The Criminal Justice (Scotland) Bill was passed by the Scottish Parliament on 8 December 2015, and received royal assent on 13 January 2016. The act came into force in various stages between 2016 and 2019, with subsequent amendments.

==Contents==
Part 1 of the act reforms the powers of the police in Scotland in relation to arrest and detention. Previous common law powers of arrest and separate statutory powers of detention were replaced by section 1 of the Criminal Justice (Scotland) Act 2016, a single statutory power of arrest similar to section 24 of the Police and Criminal Evidence Act 1984 in England and Wales. Section 3 provides that all persons arrested under section 1 are cautioned and told of the reason for their arrest. Part 1 of the act also ensured that all persons in police custody are provided with the right to access a solicitor, after the ruling in the case of Cadder v HM Advocate, which preceded the Carloway Review.
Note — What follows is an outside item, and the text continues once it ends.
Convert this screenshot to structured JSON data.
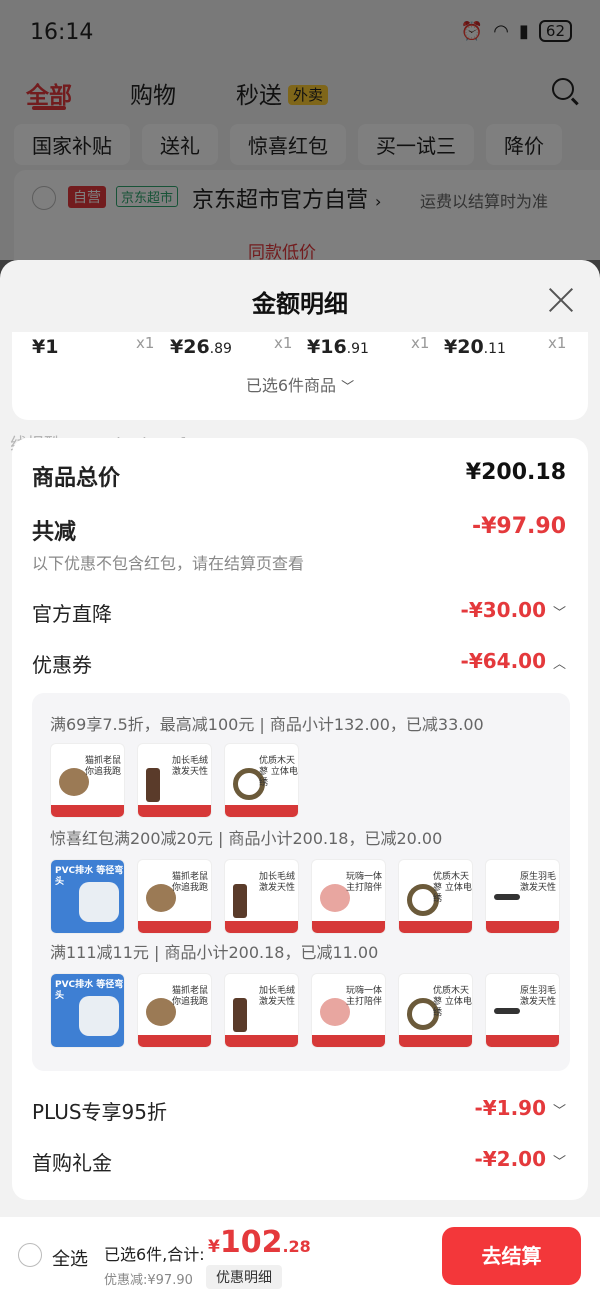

Furthermore, section 50 of the act places a duty onto the police to ensure that a person is not "unreasonably or unnecessarily held in police custody".
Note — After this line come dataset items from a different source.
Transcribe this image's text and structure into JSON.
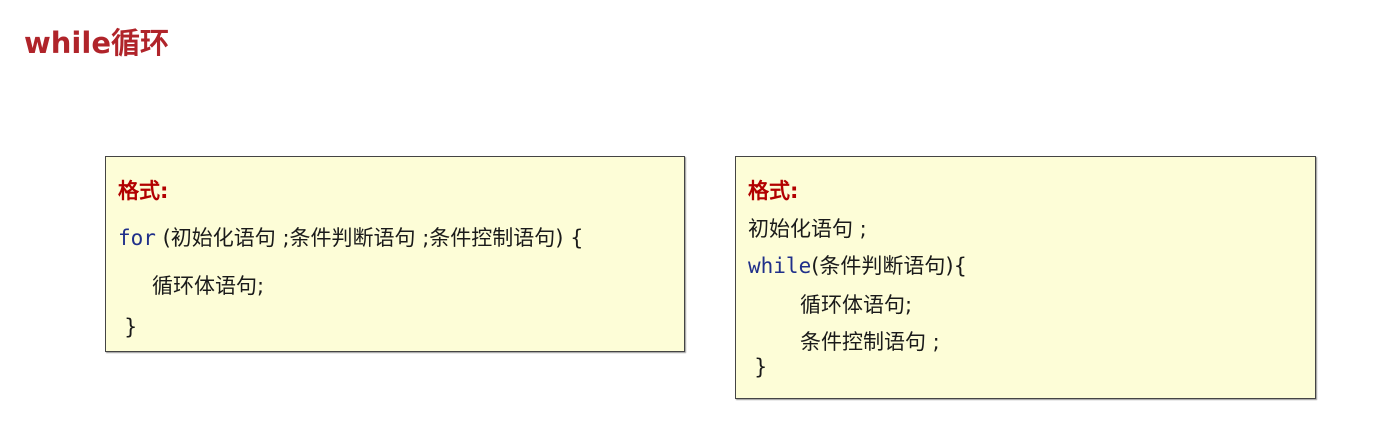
{
  "title": "while循环",
  "for_box": {
    "header": "格式:",
    "keyword": "for",
    "line1_rest": " (初始化语句 ;条件判断语句 ;条件控制语句) {",
    "line2": "循环体语句;",
    "line3": "}"
  },
  "while_box": {
    "header": "格式:",
    "line1": "初始化语句 ;",
    "keyword": "while",
    "line2_rest": "(条件判断语句){",
    "line3": "循环体语句;",
    "line4": "条件控制语句 ;",
    "line5": "}"
  }
}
Part 2 of the act introduces new legislation in relation to the use of stop and search by police in Scotland. It abolishes a 'voluntary stop and search', where a person was able to voluntarily submit themselves to a stop and search by police. This police power had proved controversial in its use, particularly on children, in the years leading up to its abolition. The act provides that police only have the power to stop and search any person in accordance with a legal power to do so or a warrant enabling them to do so. This was enshrined in the Code of Practice on the Exercise by Constables of Powers of Stop and Search of the Person in Scotland, brought into force by section 77 of the act on 11 May 2017.

The act also fulfilled a promise by the Scottish Government to increase the maximum sentence for possession of an offensive weapon, as well as having an article with a blade or point, under the Criminal Law (Consolidation) (Scotland) Act 1995.